Primeiro capítulo
17.
A curiosidade tem seu preço e ontem eu paguei um preço um tanto quanto alto pela minha – nunca passei tanto pavor na minha vida. Eu achei que teria rapidez o suficiente para concluir minha ação, mas esse tempo sem exercícios me deixou fora de forma.
O que aconteceu foi o seguinte: Nicoló abriu novamente o baú para guardar seu caderno de anotações. Eu fiquei num ponto perto, mas não muito perto, prestando atenção no que ele fazia. Daí o jornal da TV anunciou alguma coisa que eu não consegui entender (porque eu ainda não entendo tudo de quase-português), mas que chamou atenção do velho. Então eu aproveitei esse momento de desatenção para entrar no baú. Não sei exatamente onde eu estava com a cabeça quando tive essa idéia idiota, mas com certeza não me lembrei que Nicoló é incapaz de se esquecer por muitos segundos de seu baú.

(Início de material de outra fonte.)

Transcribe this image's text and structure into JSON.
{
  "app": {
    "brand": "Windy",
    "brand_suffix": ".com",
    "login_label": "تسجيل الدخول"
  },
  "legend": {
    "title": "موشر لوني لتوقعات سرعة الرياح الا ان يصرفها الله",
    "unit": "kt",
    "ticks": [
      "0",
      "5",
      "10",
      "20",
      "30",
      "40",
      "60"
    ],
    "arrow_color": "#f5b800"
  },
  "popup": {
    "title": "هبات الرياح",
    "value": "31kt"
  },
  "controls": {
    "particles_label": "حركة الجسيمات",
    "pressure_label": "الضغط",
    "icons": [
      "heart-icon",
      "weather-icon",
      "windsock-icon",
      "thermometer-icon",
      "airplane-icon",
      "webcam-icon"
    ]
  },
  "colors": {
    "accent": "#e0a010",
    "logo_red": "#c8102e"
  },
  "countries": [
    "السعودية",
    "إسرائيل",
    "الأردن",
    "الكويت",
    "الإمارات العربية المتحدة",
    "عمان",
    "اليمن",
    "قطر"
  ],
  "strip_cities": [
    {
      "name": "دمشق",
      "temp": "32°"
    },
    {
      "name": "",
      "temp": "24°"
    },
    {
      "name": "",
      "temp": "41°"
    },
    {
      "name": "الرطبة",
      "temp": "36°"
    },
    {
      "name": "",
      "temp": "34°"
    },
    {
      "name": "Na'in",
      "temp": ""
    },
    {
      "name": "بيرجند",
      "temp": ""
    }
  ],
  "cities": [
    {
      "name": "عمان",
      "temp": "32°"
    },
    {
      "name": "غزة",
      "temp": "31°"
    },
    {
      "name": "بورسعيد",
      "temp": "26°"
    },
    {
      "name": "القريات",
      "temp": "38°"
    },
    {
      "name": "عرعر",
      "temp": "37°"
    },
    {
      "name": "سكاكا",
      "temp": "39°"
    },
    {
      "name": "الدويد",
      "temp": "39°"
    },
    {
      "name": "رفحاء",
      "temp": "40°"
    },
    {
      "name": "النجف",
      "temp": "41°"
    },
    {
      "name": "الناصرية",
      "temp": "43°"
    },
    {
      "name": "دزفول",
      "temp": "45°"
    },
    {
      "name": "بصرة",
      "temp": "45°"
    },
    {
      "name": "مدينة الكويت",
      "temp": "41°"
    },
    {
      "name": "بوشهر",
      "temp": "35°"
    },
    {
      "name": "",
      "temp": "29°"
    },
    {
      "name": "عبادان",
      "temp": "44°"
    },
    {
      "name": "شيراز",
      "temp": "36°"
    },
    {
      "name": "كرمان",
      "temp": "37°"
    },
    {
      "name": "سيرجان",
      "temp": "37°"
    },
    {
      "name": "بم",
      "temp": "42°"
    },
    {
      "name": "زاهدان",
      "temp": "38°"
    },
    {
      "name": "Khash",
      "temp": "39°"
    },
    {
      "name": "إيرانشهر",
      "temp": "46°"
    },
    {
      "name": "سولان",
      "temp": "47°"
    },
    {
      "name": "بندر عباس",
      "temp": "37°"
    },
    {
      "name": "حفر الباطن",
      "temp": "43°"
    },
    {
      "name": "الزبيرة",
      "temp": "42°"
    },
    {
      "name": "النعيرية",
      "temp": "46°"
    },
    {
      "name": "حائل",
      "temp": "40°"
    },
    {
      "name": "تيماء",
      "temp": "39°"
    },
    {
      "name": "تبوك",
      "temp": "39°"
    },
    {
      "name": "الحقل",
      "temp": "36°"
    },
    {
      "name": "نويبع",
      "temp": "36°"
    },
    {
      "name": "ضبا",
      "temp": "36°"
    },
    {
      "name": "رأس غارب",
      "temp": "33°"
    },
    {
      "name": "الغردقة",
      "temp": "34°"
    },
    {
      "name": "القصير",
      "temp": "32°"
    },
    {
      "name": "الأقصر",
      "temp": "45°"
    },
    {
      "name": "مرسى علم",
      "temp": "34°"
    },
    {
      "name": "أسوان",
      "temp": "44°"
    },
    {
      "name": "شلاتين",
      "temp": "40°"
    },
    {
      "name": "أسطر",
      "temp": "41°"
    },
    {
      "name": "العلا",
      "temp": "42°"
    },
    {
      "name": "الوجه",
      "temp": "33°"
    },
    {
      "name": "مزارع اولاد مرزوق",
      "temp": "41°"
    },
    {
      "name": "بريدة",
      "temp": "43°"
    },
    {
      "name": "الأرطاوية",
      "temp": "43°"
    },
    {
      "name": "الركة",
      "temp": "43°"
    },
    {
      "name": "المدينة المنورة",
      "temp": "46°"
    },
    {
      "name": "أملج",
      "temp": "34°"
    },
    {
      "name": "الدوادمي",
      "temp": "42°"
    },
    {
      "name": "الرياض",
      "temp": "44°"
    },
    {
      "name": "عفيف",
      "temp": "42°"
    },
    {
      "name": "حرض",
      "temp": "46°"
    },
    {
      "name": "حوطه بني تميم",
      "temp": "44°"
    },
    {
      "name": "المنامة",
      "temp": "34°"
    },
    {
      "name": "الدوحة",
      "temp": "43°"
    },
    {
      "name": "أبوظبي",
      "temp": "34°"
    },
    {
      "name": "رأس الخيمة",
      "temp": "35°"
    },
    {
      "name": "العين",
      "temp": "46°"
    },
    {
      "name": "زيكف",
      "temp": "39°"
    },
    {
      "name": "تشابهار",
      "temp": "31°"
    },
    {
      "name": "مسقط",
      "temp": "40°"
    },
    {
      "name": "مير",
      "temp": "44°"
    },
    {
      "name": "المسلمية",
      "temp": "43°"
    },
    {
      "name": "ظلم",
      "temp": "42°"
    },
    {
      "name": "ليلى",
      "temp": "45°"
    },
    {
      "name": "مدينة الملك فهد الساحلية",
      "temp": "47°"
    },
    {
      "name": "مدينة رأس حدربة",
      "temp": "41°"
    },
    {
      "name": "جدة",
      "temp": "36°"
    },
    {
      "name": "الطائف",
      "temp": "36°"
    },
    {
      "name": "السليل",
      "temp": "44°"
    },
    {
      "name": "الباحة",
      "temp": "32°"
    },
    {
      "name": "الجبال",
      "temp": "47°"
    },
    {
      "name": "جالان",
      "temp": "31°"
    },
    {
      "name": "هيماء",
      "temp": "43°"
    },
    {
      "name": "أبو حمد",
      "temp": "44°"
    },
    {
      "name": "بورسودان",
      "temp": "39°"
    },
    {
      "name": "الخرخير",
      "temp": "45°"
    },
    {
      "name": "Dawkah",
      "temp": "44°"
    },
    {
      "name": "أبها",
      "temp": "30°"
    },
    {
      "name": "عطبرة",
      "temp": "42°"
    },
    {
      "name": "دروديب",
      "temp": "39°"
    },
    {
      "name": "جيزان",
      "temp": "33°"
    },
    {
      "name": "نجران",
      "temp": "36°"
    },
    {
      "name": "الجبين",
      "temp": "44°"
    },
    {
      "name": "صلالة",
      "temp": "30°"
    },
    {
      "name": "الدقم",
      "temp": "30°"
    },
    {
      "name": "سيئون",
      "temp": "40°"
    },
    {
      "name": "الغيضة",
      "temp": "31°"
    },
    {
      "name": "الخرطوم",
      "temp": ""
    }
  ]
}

Pois bem, eu consegui entrar no baú sem que Nicoló me visse, mas antes que eu pudesse ao menos dar uma olhada no que o baú guardava, o velho fechou o negócio com cadeado.
Não que eu tenha medo do escuro. Já passei muito tempo da minha vida dentro de caixas. Só que não dá para negar que esse baú tem um ar muito mais sinistro do que uma caixa vazia. Então na hora eu não consegui pensar direito no que fazer – mas entre socar o baú para que Nicoló descobrisse que eu me enfiei no santuário dele ou me manter em silêncio e tentar tatear os objetos para descobrir o que tinha lá dentro, preferi a segunda opção.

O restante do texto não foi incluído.